Otherwise someone will claim that changing electric fields cause magnetic fields. You have to first have a thing to have it change. Once you have charge and current and electric fields and magnetic fields they can cause the fields to change. For instance
$$\frac{\partial \vec B}{\partial t}=-\vec\nabla \times \vec E$$ can tell you how the change of the magnetic field here and now is caused by the spatial variation of the electric field now.
And $$\frac{\partial \vec E}{\partial t}=\frac{1}{\epsilon_0}\left(-\vec J+\frac{1}{\mu_0}\vec\nabla \times \vec B \right)$$ can tell you how the change of the electric field here and now is caused by the current here and now and the spatial variation of the magnetic field now.
Or, an alternative could be to say the electric and magnetic field at any place or moment have a common cause (charge and current for instance). An example solution to Maxwell can be provided if both the electric and magnetic fields are each computed as the electric and magnetic parts of the electromagnetic field given by Jefimenko's equations:
$$\vec E(\vec r,t)=\frac{1}{4\pi\epsilon_0}\int\left[\frac{\rho(\vec r',t_r)}{|\vec r -\vec r'|}+\frac{\partial \rho(\vec r',t_r)}{c\partial t}\right]\frac{\vec r -\vec r'}{|\vec r -\vec r'|^2}\; \mathrm{d}^3\vec{r}' -\frac{1}{4\pi\epsilon_0c^2}\int\frac{1}{|\vec r-\vec r'|}\frac{\partial \vec J(\vec r',t_r)}{\partial t}\mathbb{d}^3\vec r'$$ and $$\vec B(\vec r,t)=\frac{\mu_0}{4\pi}\int\left[\frac{\vec J(\vec r',t_r)}{|\vec r -\vec r'|^3}+\frac{1}{|\vec r -\vec r'|^2}\frac{\partial \vec J(\vec r',t_r)}{c\partial t}\right]\times(\vec r -\vec r')\mathbb{d}^3\vec r'$$ where $t_r$ is actually a function of $\vec r'$, specifically $t_r=t-\frac{|\vec r-\vec r'|}{c}.$
These reduce to Coulomb and Biot-Savart only when those time derivatives are exactly zero, which is statics. So Jefimenko is an example of proper time dependent laws for the electromagnetic field. Note that both the electric and the magnetic part of the electromagnetic field have parts that depend on the time variation of current.

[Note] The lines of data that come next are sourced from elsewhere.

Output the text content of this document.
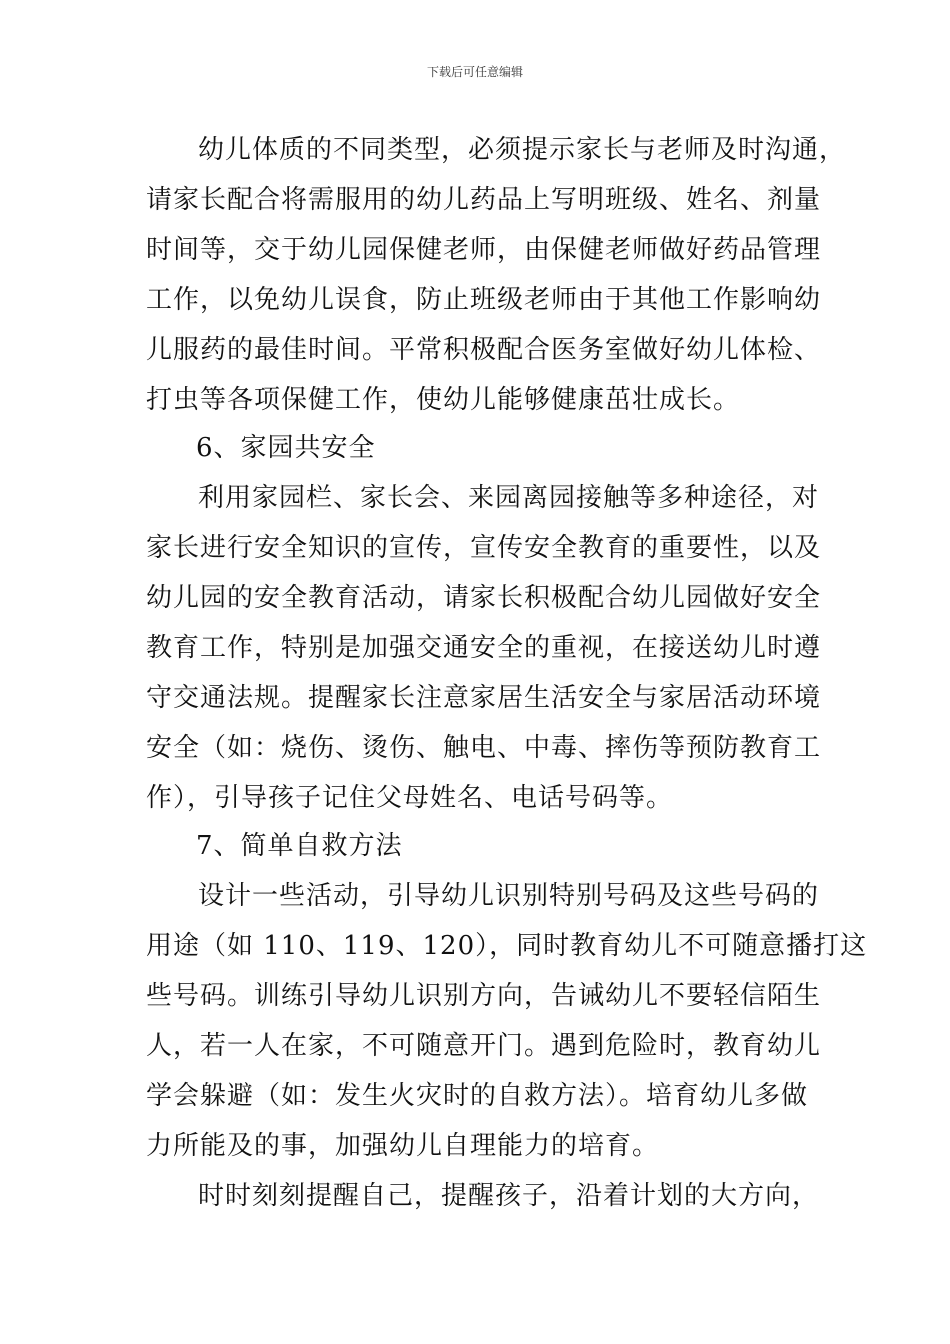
下载后可任意编辑
幼儿体质的不同类型，必须提示家长与老师及时沟通，
请家长配合将需服用的幼儿药品上写明班级、姓名、剂量
时间等，交于幼儿园保健老师，由保健老师做好药品管理
工作，以免幼儿误食，防止班级老师由于其他工作影响幼
儿服药的最佳时间。平常积极配合医务室做好幼儿体检、
打虫等各项保健工作，使幼儿能够健康茁壮成长。
6、家园共安全
利用家园栏、家长会、来园离园接触等多种途径，对
家长进行安全知识的宣传，宣传安全教育的重要性，以及
幼儿园的安全教育活动，请家长积极配合幼儿园做好安全
教育工作，特别是加强交通安全的重视，在接送幼儿时遵
守交通法规。提醒家长注意家居生活安全与家居活动环境
安全（如：烧伤、烫伤、触电、中毒、摔伤等预防教育工
作），引导孩子记住父母姓名、电话号码等。
7、简单自救方法
设计一些活动，引导幼儿识别特别号码及这些号码的
用途（如 110、119、120），同时教育幼儿不可随意播打这
些号码。训练引导幼儿识别方向，告诫幼儿不要轻信陌生
人，若一人在家，不可随意开门。遇到危险时，教育幼儿
学会躲避（如：发生火灾时的自救方法）。培育幼儿多做
力所能及的事，加强幼儿自理能力的培育。
时时刻刻提醒自己，提醒孩子，沿着计划的大方向，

And this is the term responsible for radiation and waves.
So you could use Jefimenko to show how both fields here and now are determined by charge and current (and their time variations) in the past.
However, will the wires emit EM waves?
The example I gave of a steady current in the wire loop and a linearly changing magnetic field has no radiation produced by the wire. And it meets your specification.
So, there is a current in the open loop and from that you may be very tempted to say that there is necessarily an alternating voltage, which would give you AC currents into the protruding wires. However these last two ideas are not correct.
You may choose any of several ways to see this. The simplest is to divide the current up into little segments of the loop and ask yourself what it has to be. The current due to the "EMF" created must cause a corresponding resistive loss, otherwise the EMF would move more charge until it did. This resistive loss makes it so that the voltage stays 0 along the whole loop. Another way to see this is to imagine connecting a voltmeter across the loop; if the EMF is $\mathcal E$ then will it measure $+\mathcal E/2$ going the "right" way along the loop to the opposite side or $-\mathcal E/2$ by going the "wrong" way along the loop to the opposite side?
Another way is to understand voltage as "generalized" voltage, which is not simply the line integral of the electric field but the electric field plus the time rate of change of the vector potential for the magnetic field. During electromagnetic induction these two effects necessarily cancel out locally.